Schneechaos in den Alpen - am Brenner ging nix mehr

Selbst der Winterdienst steckt fest

Der Wintereinbruch macht nicht nur Deutschland, sondern auch Österreich und Italien zu schaffen. Bis zu 20 Zentimeter innerhalb kürzester Zeit war selbst für den Winterdienst auf der Brennerautobahn zu viel. 

Die Nord-Südverbindung zwischen Italien und Österreich war in der Nacht blockiert. Einige Autofahrer waren noch mit Sommerreifen unterwegs und blieben stecken. Teilweise ging es weder vor noch zurück.
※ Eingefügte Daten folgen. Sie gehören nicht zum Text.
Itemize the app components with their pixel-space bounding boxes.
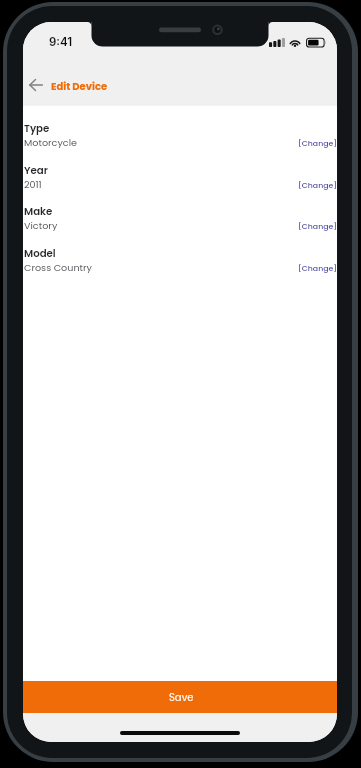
staticText: Save <box>169 690 194 704</box>
button[interactable]: Save <box>23 681 337 713</box>
button[interactable]: [Change] <box>298 221 337 232</box>
staticText: [Change] <box>298 138 337 149</box>
staticText: [Change] <box>298 180 337 191</box>
staticText: [Change] <box>298 263 337 274</box>
staticText: 9:41 <box>49 35 73 49</box>
staticText: Year <box>24 163 48 177</box>
button[interactable]: [Change] <box>298 180 337 191</box>
button[interactable]: [Change] <box>298 263 337 274</box>
staticText: Make <box>24 204 53 218</box>
staticText: Cross Country <box>24 261 93 273</box>
staticText: Victory <box>24 219 58 231</box>
button[interactable]: Back <box>24 73 48 97</box>
staticText: 2011 <box>24 178 42 190</box>
staticText: Model <box>24 246 56 260</box>
staticText: Type <box>24 121 50 135</box>
button[interactable]: [Change] <box>298 138 337 149</box>
staticText: Edit Device <box>51 79 108 93</box>
staticText: Motorcycle <box>24 136 77 148</box>
staticText: [Change] <box>298 221 337 232</box>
Zudem waren fast 10000 Haushalte in Kärnten, Osttirol, der Steiermark und im Salzburger Land zeitweise ohne Strom. Den Netzbetreibern zufolge waren aufgrund der Schneelast Bäume umgestürzt und Kabel gerissen.

Video: So geht das Wetter in Österreich weiter

Umgestürzte Bäume blockieren Straßen und Bahnlinien

In Südtirol hat es in der Nacht auf Mittwoch 40 bis 50 Zentimeter geschneit und die Schneefälle haben zu schweren Verkehrsstörungen gesorgt. Zahlreiche Straßen und die Eisenbahnlinie im Pustertal sind von umgestürzten Bäumen blockiert worden. Neben dem Pustertal sind das Eggental und das Grödner Tal am stärksten betroffen. In Bozen wurden Keller unter Wasser gesetzt. Mehrere Alpenpässe wurden zusätzlich zu den im Winter ohnehin gesperrten Pässen gesperrt.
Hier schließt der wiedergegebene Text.